Especially For You
by Ann Alfano
This was written by Ann Alfano in 1975, who recently went to
be with the Lord. She loved to be contacted, for she wanted "to
know if you like this story". You may inquire about "Hats" by contacting Ron@fridaystudy.org.
Ann said "the greatest thing in life is to love God, and the second greatest
thing is to love people."
Hats for the Homeless
by Ann Alfano
"Pure and undefiled religion before God and the Father
is this: to visit orphans and widows in their trouble, and to keep oneself
unspotted from the world" (James 1:27)
As I walked briskly down a Brooklyn street, I drew my woolly scarf closer to
my face, my warm hat over my ears. The bitter cold sent a shiver through my
well-protected body. What was it doing to the homeless people I saw slumped on
the sidewalk - bareheaded, without scarves, some with summer clothes?
Slowly, an idea came to my mind. Can I make hats for some of the homeless
people I've never seen? I wondered. I've always loved any form of handiwork, so
the idea seemed good. Still, a crochet hook costs so little. So does a skein of
yarn. When I was a little girl, my mother had very thin crochet hooks. She used
it to make doilies. I had to buy a larger hook for what I needed.
After making my first hat, I was really going to town to make as many as
three hats a week - If I ran into trouble there was someone to help in the
apartment building where we lived. When I explained I was making hats for the
homeless, one generous person sold me yarn at half price for my project. People
donated yarn. I scouted out local stores. After making my first ten tats, I
packed them into a shopping bag and headed for a mission in one of the most
run-down areas in Brooklyn. This mission has a room where needy and homeless
people can pick-out clothes for free.
One day, I made a scarf too wide but discovered that a large square could be
turned into a blanket. That meant no more trying to figure out intricate
patterns, which took extra time. I started making hats in different sizes, plain
or decorated with pompons. Soon, I had hats and matching scarves. Some went to
missionary families; others went to a prison ministry that provides gifts for
parents to give their children and family at Christmas time.
The next batch went to a Christian medical clinic in the city where street
people, mostly mothers and children went. The surprise gift of a colorful hat or
a scarf, quickly calms a frightened child with a toothache or injury. One day, A
young man at the retirement home stopped and talked to me and told me his father
had a hat factory. He also asked me if I could use hats? Already made? I gasped.
"I'll bring a few next week for you to see", he said.
A whole week to wait. What if he changed his mind? What if the roof leaked
and the hats were ruined? What if someone stole them?
In less than one hour, my friend was back with a handful of hats. "Thank You,
The hats were machine-made; created in double-knit, nice and warm. The only
hitch was that they came in eight-foot-long tubes of knitted bands. I could get
hats from each tube. To turn these open-ended pieces into hats, I crocheted the
edges and tied-up the top ends, adding pom-poms on some, and leaving others
When several interested residents of the retirement home began to help, I was
overjoyed. That week alone, we trimmed 30-hats. Why don't we have more hats to
fill the needs? I wondered. Idle hands were everywhere - twiddling aimlessly in
a dentist's waiting room, resting in a lap on a vacation trip. The hands of a
retired person, no longer needing to work, but waiting to be useful. And the
hands of people complaining of boredom, yet doing nothing.
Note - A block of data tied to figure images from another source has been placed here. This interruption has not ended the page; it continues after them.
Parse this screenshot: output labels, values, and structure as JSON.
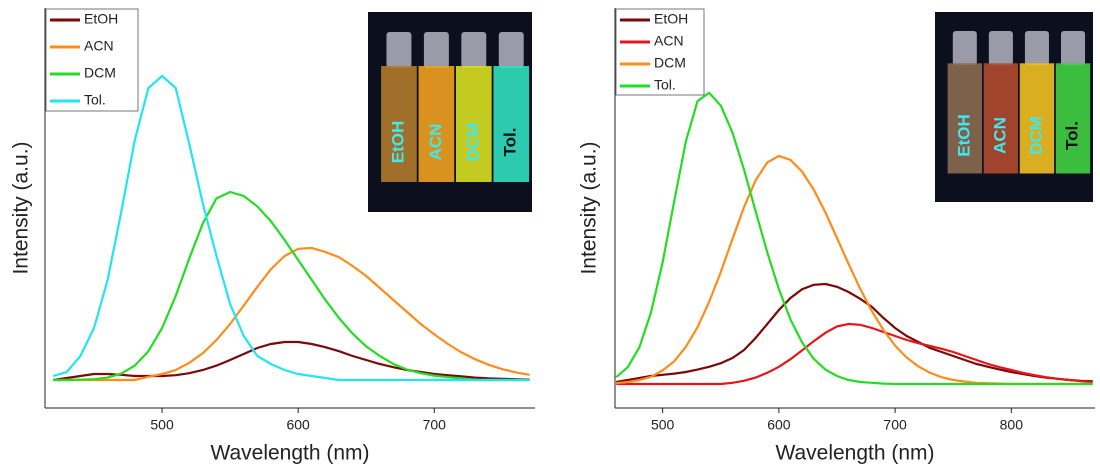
{
  "chart_data": [
    {
      "type": "line",
      "xlabel": "Wavelength (nm)",
      "ylabel": "Intensity (a.u.)",
      "xlim": [
        414,
        774
      ],
      "ylim": [
        0,
        100
      ],
      "xticks": [
        500,
        600,
        700
      ],
      "legend": "upper left",
      "x": [
        420,
        430,
        440,
        450,
        460,
        470,
        480,
        490,
        500,
        510,
        520,
        530,
        540,
        550,
        560,
        570,
        580,
        590,
        600,
        610,
        620,
        630,
        640,
        650,
        660,
        670,
        680,
        690,
        700,
        710,
        720,
        730,
        740,
        750,
        760,
        770
      ],
      "series": [
        {
          "name": "EtOH",
          "color": "#7a0a0a",
          "values": [
            7,
            7.5,
            8,
            8.5,
            8.5,
            8.3,
            8,
            8,
            8,
            8.2,
            8.7,
            9.5,
            10.6,
            12,
            13.5,
            15,
            16,
            16.5,
            16.5,
            16,
            15.2,
            14.2,
            13,
            12,
            11,
            10.2,
            9.5,
            9,
            8.5,
            8.2,
            7.9,
            7.6,
            7.4,
            7.3,
            7.2,
            7.1
          ]
        },
        {
          "name": "ACN",
          "color": "#ff8c1a",
          "values": [
            7,
            7,
            7,
            7,
            7,
            7,
            7,
            7.8,
            8.5,
            9.5,
            11.3,
            13.7,
            17,
            21,
            25.6,
            30.3,
            34.7,
            38,
            39.8,
            40,
            39,
            37.7,
            35.5,
            33,
            30,
            27,
            24,
            21,
            18.4,
            16,
            13.9,
            12.2,
            10.8,
            9.7,
            8.9,
            8.3
          ]
        },
        {
          "name": "DCM",
          "color": "#22dd22",
          "values": [
            7,
            7,
            7.1,
            7.2,
            7.6,
            8.6,
            10.6,
            14.2,
            20,
            28,
            37.4,
            46.2,
            52.4,
            54,
            53,
            50.4,
            46.7,
            42,
            37,
            32,
            27,
            22.5,
            18.6,
            15.4,
            13,
            11,
            9.6,
            8.7,
            8.1,
            7.7,
            7.4,
            7,
            7,
            7,
            7,
            7
          ]
        },
        {
          "name": "Tol.",
          "color": "#22e5f0",
          "values": [
            8,
            9,
            13,
            20,
            32,
            49,
            67,
            80,
            83,
            80,
            66,
            51,
            38,
            26,
            18,
            13,
            11,
            9.5,
            8.5,
            8,
            7.5,
            7,
            7,
            7,
            7,
            7,
            7,
            7,
            7,
            7,
            7,
            7,
            7,
            7,
            7,
            7
          ]
        }
      ],
      "inset": {
        "labels": [
          "EtOH",
          "ACN",
          "DCM",
          "Tol."
        ],
        "colors": [
          "#b07a2a",
          "#f0a020",
          "#d8e020",
          "#30e0c0"
        ],
        "label_colors": [
          "#40e8f0",
          "#40e8f0",
          "#40e8f0",
          "#111111"
        ]
      }
    },
    {
      "type": "line",
      "xlabel": "Wavelength (nm)",
      "ylabel": "Intensity (a.u.)",
      "xlim": [
        459,
        872
      ],
      "ylim": [
        0,
        100
      ],
      "xticks": [
        500,
        600,
        700,
        800
      ],
      "legend": "upper left",
      "x": [
        460,
        470,
        480,
        490,
        500,
        510,
        520,
        530,
        540,
        550,
        560,
        570,
        580,
        590,
        600,
        610,
        620,
        630,
        640,
        650,
        660,
        670,
        680,
        690,
        700,
        710,
        720,
        730,
        740,
        750,
        760,
        770,
        780,
        790,
        800,
        810,
        820,
        830,
        840,
        850,
        860,
        870
      ],
      "series": [
        {
          "name": "EtOH",
          "color": "#7a0a0a",
          "values": [
            6.5,
            7,
            7.5,
            8,
            8.3,
            8.6,
            9,
            9.6,
            10.3,
            11.2,
            12.5,
            14.5,
            17.5,
            21,
            24.5,
            27.5,
            29.7,
            30.8,
            31,
            30.3,
            29,
            27.3,
            25.3,
            22.5,
            20,
            18,
            16.5,
            15,
            14,
            13,
            12,
            11,
            10.3,
            9.6,
            9,
            8.5,
            8,
            7.6,
            7.3,
            7,
            6.8,
            6.7
          ]
        },
        {
          "name": "ACN",
          "color": "#e8141a",
          "values": [
            6,
            6,
            6,
            6,
            6,
            6,
            6,
            6,
            6,
            6,
            6.3,
            6.8,
            7.6,
            8.8,
            10.3,
            12.2,
            14.4,
            16.7,
            18.8,
            20.4,
            21,
            20.8,
            20,
            19,
            18,
            17,
            16.2,
            15.5,
            14.8,
            14,
            13,
            12,
            11,
            10.2,
            9.5,
            8.8,
            8.2,
            7.7,
            7.3,
            7,
            6.7,
            6.5
          ]
        },
        {
          "name": "DCM",
          "color": "#ff8c1a",
          "values": [
            6.2,
            6.5,
            7,
            7.8,
            9.4,
            11.7,
            15.3,
            20.2,
            26.5,
            34,
            42.2,
            50.2,
            56.9,
            61.4,
            63,
            62,
            59.1,
            54.6,
            48.9,
            42.5,
            36,
            29.8,
            24.2,
            19.5,
            15.6,
            12.6,
            10.4,
            8.8,
            7.7,
            7,
            6.6,
            6.3,
            6.2,
            6.1,
            6,
            6,
            6,
            6,
            6,
            6,
            6,
            6
          ]
        },
        {
          "name": "Tol.",
          "color": "#22dd22",
          "values": [
            7.7,
            10.2,
            15.2,
            23.9,
            36.5,
            51.8,
            66.7,
            76.7,
            78.8,
            75.6,
            68.9,
            59.6,
            49.2,
            38.9,
            29.7,
            22.1,
            16.4,
            12.3,
            9.6,
            8,
            7,
            6.5,
            6.3,
            6.1,
            6,
            6,
            6,
            6,
            6,
            6,
            6,
            6,
            6,
            6,
            6,
            6,
            6,
            6,
            6,
            6,
            6,
            6
          ]
        }
      ],
      "inset": {
        "labels": [
          "EtOH",
          "ACN",
          "DCM",
          "Tol."
        ],
        "colors": [
          "#8a6a50",
          "#b04a30",
          "#f0c020",
          "#40d040"
        ],
        "label_colors": [
          "#40e8f0",
          "#40e8f0",
          "#40e8f0",
          "#111111"
        ]
      }
    }
  ]
}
"Of course I can crochet, but what's the point?" a friend asked. "Nobody in
my family needs anything!"
"I'm sure our ladies group at Church could make hats and scarves," another
friend said, "but what would we do with them? Where would we send them?" I
helped both women to understand the need and how they could make the difference
in people's lives. New York City has 11,000 homeless children. The streets are
just as cold this winter as last.
Soon I began spreading the word everywhere I went. Before long, I saw other
hands joining mine. Most people, I found, are willing to pitch-in, once they've
heard about a need they could help meet.
Recently, one woman told me her family doctor picks-up his crochet book to
work on hats for the homeless, between seeing patients. Some people work on hats
while watching TV. A retired artist in a wheel chair, spends hours decorating
hats. One Church group made enough hats to decorate a Christmas tree for its'
annual children's party. The Church children participated by donating enough
money to buy mittens to match the hats.
The most important thing I've learned from working on this project is not
about a crochet stitch. Rather, it's about changing people's attitudes toward
helping others, and in addition, I've found that saying "I can't" is really the
sin of saying "I don't want to" in disguise.